The final chapter, Plantations: Production and Resistance, will focus on the enslaved people in the Americas who lived and worked on plantations. It will highlight the contribution of Indigenous, enslaved and free Black people to major scientific discoveries and botanical knowledge, which were brought back to Britain. Among the works included will be a drawing of a young man sitting under a breadfruit tree by John Tyley (active 1790s-1820s), a very rare example of a historic and named Black artist depicting a Black subject. Also featured will be Jacqueline Bishop’s History of the Dinner Table 2021, recently acquired by the Fitzwilliam Museum, comprising 18 bone china plates adorned with repurposed historic images of enslaved people and African flora. Recalling her Jamaican grandmother’s much-prized china, painted with bright, cheerful carriages and palaces, Bishop’s works reflect on the often-hidden violent history of colonialism and give dignity back to the representations of Black women.

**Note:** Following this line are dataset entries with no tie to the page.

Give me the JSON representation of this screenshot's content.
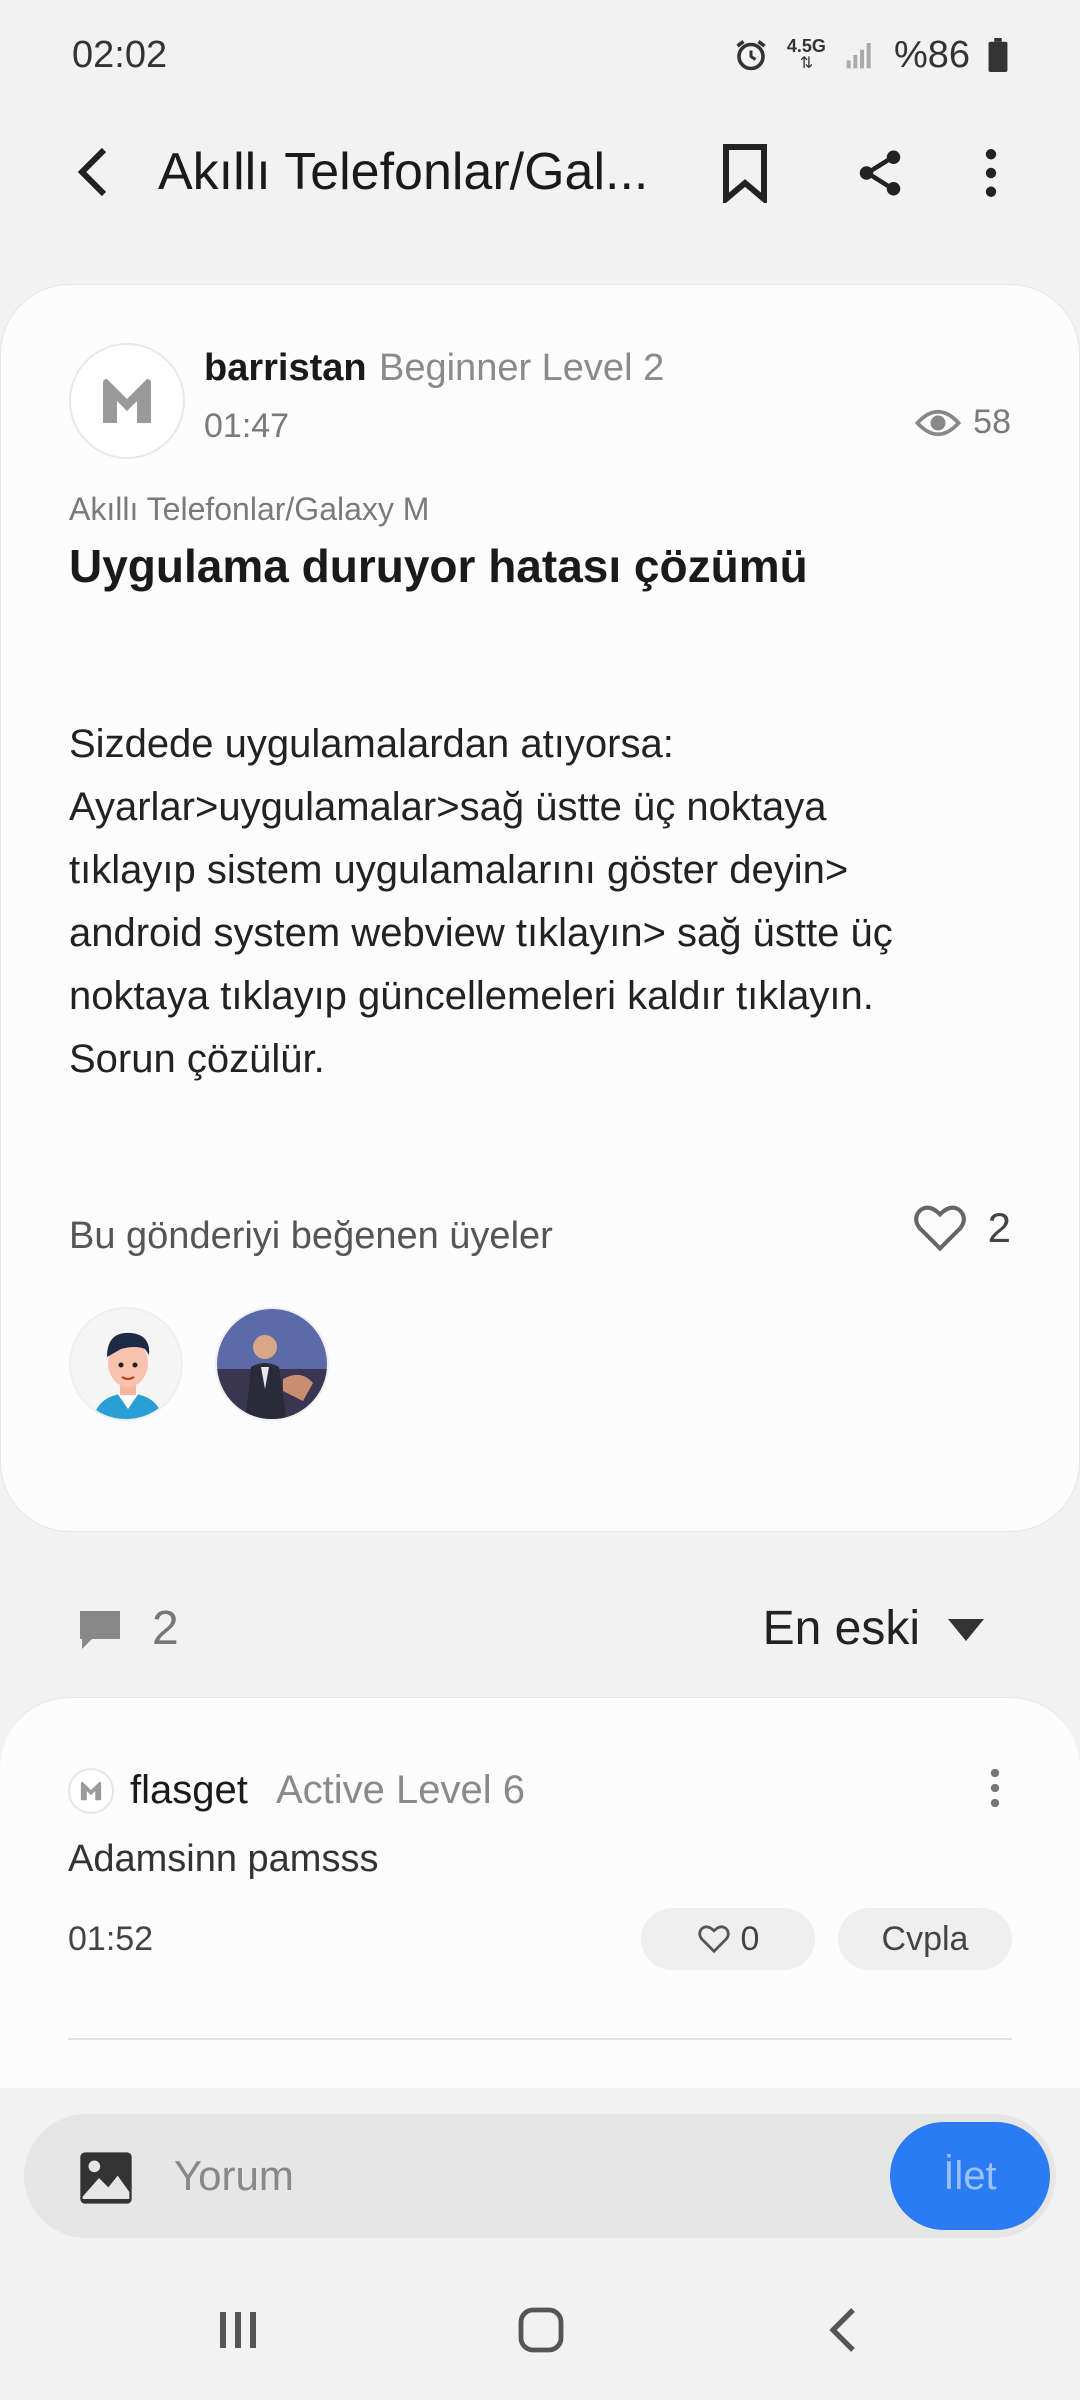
{
  "status_bar": {
    "time": "02:02",
    "battery": "%86",
    "network": "4.5G"
  },
  "app_bar": {
    "title": "Akıllı Telefonlar/Gal..."
  },
  "post": {
    "author": "barristan",
    "level": "Beginner Level 2",
    "time": "01:47",
    "views": "58",
    "category": "Akıllı Telefonlar/Galaxy M",
    "title": "Uygulama duruyor hatası çözümü",
    "body_lines": [
      "Sizdede uygulamalardan atıyorsa:",
      "Ayarlar>uygulamalar>sağ üstte üç noktaya",
      "tıklayıp sistem uygulamalarını göster deyin>",
      "android system webview tıklayın> sağ üstte üç",
      "noktaya tıklayıp güncellemeleri kaldır tıklayın.",
      "Sorun çözülür."
    ],
    "likes_label": "Bu gönderiyi beğenen üyeler",
    "likes_count": "2"
  },
  "comments_header": {
    "count": "2",
    "sort": "En eski"
  },
  "comment": {
    "author": "flasget",
    "level": "Active Level 6",
    "text": "Adamsinn pamsss",
    "time": "01:52",
    "likes": "0",
    "reply_label": "Cvpla"
  },
  "composer": {
    "placeholder": "Yorum",
    "send_label": "İlet"
  },
  "colors": {
    "accent": "#2b7bf2",
    "background": "#f2f2f2",
    "card": "#fcfcfc"
  }
}
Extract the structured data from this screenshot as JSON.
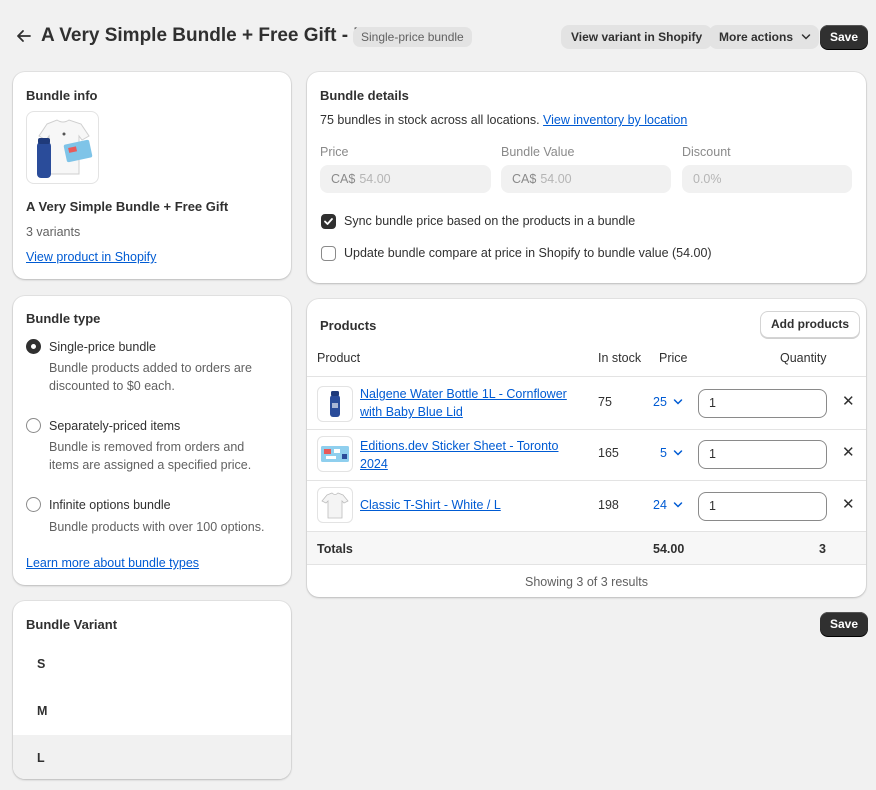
{
  "header": {
    "title": "A Very Simple Bundle + Free Gift - L",
    "badge": "Single-price bundle",
    "view_variant_label": "View variant in Shopify",
    "more_actions_label": "More actions",
    "save_label": "Save"
  },
  "bundle_info": {
    "heading": "Bundle info",
    "product_name": "A Very Simple Bundle + Free Gift",
    "variants_text": "3 variants",
    "view_product_link": "View product in Shopify"
  },
  "bundle_type": {
    "heading": "Bundle type",
    "options": [
      {
        "label": "Single-price bundle",
        "description_1": "Bundle products added to orders are",
        "description_2": "discounted to $0 each.",
        "selected": true
      },
      {
        "label": "Separately-priced items",
        "description_1": "Bundle is removed from orders and",
        "description_2": "items are assigned a specified price.",
        "selected": false
      },
      {
        "label": "Infinite options bundle",
        "description_1": "Bundle products with over 100 options.",
        "description_2": "",
        "selected": false
      }
    ],
    "learn_more_link": "Learn more about bundle types"
  },
  "bundle_variant": {
    "heading": "Bundle Variant",
    "items": [
      "S",
      "M",
      "L"
    ],
    "selected": "L"
  },
  "bundle_details": {
    "heading": "Bundle details",
    "stock_text": "75 bundles in stock across all locations.",
    "inventory_link": "View inventory by location",
    "price_label": "Price",
    "price_prefix": "CA$",
    "price_value": "54.00",
    "bundle_value_label": "Bundle Value",
    "bundle_value_prefix": "CA$",
    "bundle_value_value": "54.00",
    "discount_label": "Discount",
    "discount_value": "0.0%",
    "sync_label": "Sync bundle price based on the products in a bundle",
    "sync_checked": true,
    "compare_label": "Update bundle compare at price in Shopify to bundle value (54.00)",
    "compare_checked": false
  },
  "products": {
    "heading": "Products",
    "add_button": "Add products",
    "columns": {
      "product": "Product",
      "in_stock": "In stock",
      "price": "Price",
      "quantity": "Quantity"
    },
    "rows": [
      {
        "name": "Nalgene Water Bottle 1L - Cornflower with Baby Blue Lid",
        "in_stock": "75",
        "price": "25",
        "quantity": "1",
        "thumb": "water-bottle"
      },
      {
        "name": "Editions.dev Sticker Sheet - Toronto 2024",
        "in_stock": "165",
        "price": "5",
        "quantity": "1",
        "thumb": "sticker-sheet"
      },
      {
        "name": "Classic T-Shirt - White / L",
        "in_stock": "198",
        "price": "24",
        "quantity": "1",
        "thumb": "t-shirt"
      }
    ],
    "totals_label": "Totals",
    "totals_price": "54.00",
    "totals_quantity": "3",
    "footer_text": "Showing 3 of 3 results"
  },
  "colors": {
    "primary": "#303030",
    "link": "#005bd3",
    "background": "#f1f1f1"
  }
}
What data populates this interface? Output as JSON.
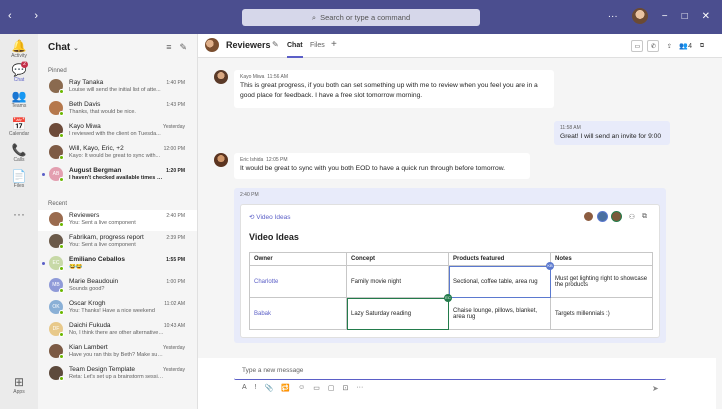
{
  "titlebar": {
    "back": "‹",
    "forward": "›",
    "search_placeholder": "Search or type a command",
    "more": "···",
    "minimize": "−",
    "maximize": "□",
    "close": "✕"
  },
  "rail": [
    {
      "label": "Activity",
      "icon": "🔔"
    },
    {
      "label": "Chat",
      "icon": "💬",
      "badge": "2"
    },
    {
      "label": "Teams",
      "icon": "👥"
    },
    {
      "label": "Calendar",
      "icon": "📅"
    },
    {
      "label": "Calls",
      "icon": "📞"
    },
    {
      "label": "Files",
      "icon": "📄"
    },
    {
      "label": "",
      "icon": "···"
    },
    {
      "label": "Apps",
      "icon": "⊞"
    }
  ],
  "chatlist": {
    "title": "Chat",
    "pinned_label": "Pinned",
    "recent_label": "Recent",
    "pinned": [
      {
        "name": "Ray Tanaka",
        "preview": "Louise will send the initial list of atte...",
        "time": "1:40 PM",
        "color": "#8a6a4f"
      },
      {
        "name": "Beth Davis",
        "preview": "Thanks, that would be nice.",
        "time": "1:43 PM",
        "color": "#b5784c"
      },
      {
        "name": "Kayo Miwa",
        "preview": "I reviewed with the client on Tuesda...",
        "time": "Yesterday",
        "color": "#6d4b3a"
      },
      {
        "name": "Will, Kayo, Eric, +2",
        "preview": "Kayo: It would be great to sync with...",
        "time": "12:00 PM",
        "color": "#7e5b45"
      },
      {
        "name": "August Bergman",
        "preview": "I haven't checked available times yet",
        "time": "1:20 PM",
        "initials": "AB",
        "color": "#e39fb0",
        "unread": true
      }
    ],
    "recent": [
      {
        "name": "Reviewers",
        "preview": "You: Sent a live component",
        "time": "2:40 PM",
        "color": "#9a6b4e",
        "selected": true
      },
      {
        "name": "Fabrikam, progress report",
        "preview": "You: Sent a live component",
        "time": "2:39 PM",
        "color": "#6b5a4a"
      },
      {
        "name": "Emiliano Ceballos",
        "preview": "😂😂",
        "time": "1:55 PM",
        "initials": "EC",
        "color": "#c7d9a7",
        "unread": true
      },
      {
        "name": "Marie Beaudouin",
        "preview": "Sounds good?",
        "time": "1:00 PM",
        "initials": "MB",
        "color": "#8f9ad8"
      },
      {
        "name": "Oscar Krogh",
        "preview": "You: Thanks! Have a nice weekend",
        "time": "11:02 AM",
        "initials": "OK",
        "color": "#8ab0d6"
      },
      {
        "name": "Daichi Fukuda",
        "preview": "No, I think there are other alternatives we c...",
        "time": "10:43 AM",
        "initials": "DF",
        "color": "#e8c98a"
      },
      {
        "name": "Kian Lambert",
        "preview": "Have you ran this by Beth? Make sure she is...",
        "time": "Yesterday",
        "color": "#7c5a44"
      },
      {
        "name": "Team Design Template",
        "preview": "Reta: Let's set up a brainstorm session for...",
        "time": "Yesterday",
        "color": "#5d4a3c"
      }
    ]
  },
  "header": {
    "title": "Reviewers",
    "tabs": [
      "Chat",
      "Files"
    ],
    "add": "+",
    "participants": "4"
  },
  "messages": [
    {
      "author": "Kayo Miwa",
      "time": "11:56 AM",
      "text": "This is great progress, if you both can set something up with me to review when you feel you are in a good place for feedback. I have a free slot tomorrow morning."
    },
    {
      "author": "",
      "time": "11:58 AM",
      "text": "Great! I will send an invite for 9:00",
      "mine": true
    },
    {
      "author": "Eric Ishida",
      "time": "12:05 PM",
      "text": "It would be great to sync with you both EOD to have a quick run through before tomorrow."
    }
  ],
  "card": {
    "time": "2:40 PM",
    "label": "Video Ideas",
    "title": "Video Ideas",
    "columns": [
      "Owner",
      "Concept",
      "Products featured",
      "Notes"
    ],
    "rows": [
      [
        "Charlotte",
        "Family movie night",
        "Sectional, coffee table, area rug",
        "Must get lighting right to showcase the products"
      ],
      [
        "Babak",
        "Lazy Saturday reading",
        "Chaise lounge, pillows, blanket, area rug",
        "Targets millennials :)"
      ]
    ],
    "tag_blue": "KB",
    "tag_green": "EC"
  },
  "compose": {
    "placeholder": "Type a new message",
    "tools": [
      "A",
      "!",
      "📎",
      "🔁",
      "☺",
      "▭",
      "▢",
      "⊡",
      "···"
    ],
    "send": "➤"
  },
  "colors": {
    "accent": "#5b5fc7",
    "titlebar": "#4b4e8f"
  }
}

The exhibition will culminate with a spotlight on the self-liberated people who fled enslavement and formed their own communities, featuring the objects created by Maroon communities in Suriname. Developing their own visual language combining artistic symbols from Africa and the Americas, these objects show how the Maroon people and their descendants asserted and built communities which still endure today.
Luke Syson, Director and Marlay Curator of the Fitzwilliam Museum, said: “Black Atlantic: Power, People, Resistance is an important moment in the history of the Fitzwilliam. Reflecting on the origins of our museum, the exhibition situates us within an enormous transatlantic story of exploitation and enslavement, one whose legacy is in many ways as pervasive and insidious today as it was in the seventeeth, eighteenth or nineteenth century. Our exhibition is greatly indebted to the contemporary artists whose work is featured. They have looked to the past to imagine a different future. By showing their works with significant historical objects, from Cambridge and leading institutions across Britain and elsewhere in Europe, we are rethinking our shared histories to help us consider the ways we can contribute to a better, repaired world, in which principles of equity are enshrined.”
The Lead Curator of Black Atlantic: Power, People, Resistance is Jake Subryan Richards, Assistant Professor of International History at the London School of Economics and Political Science and his co-curator is Victoria Avery, Keeper of European Sculpture & Decorative Arts at the Fitzwilliam Museum. The exhibition will be accompanied by a fully illustrated catalogue edited by Avery and featuring new research and an essay by Richards, as well as reflection pieces by contemporary artists, curators, activists and academics. It will also be accompanied by a public programme of events.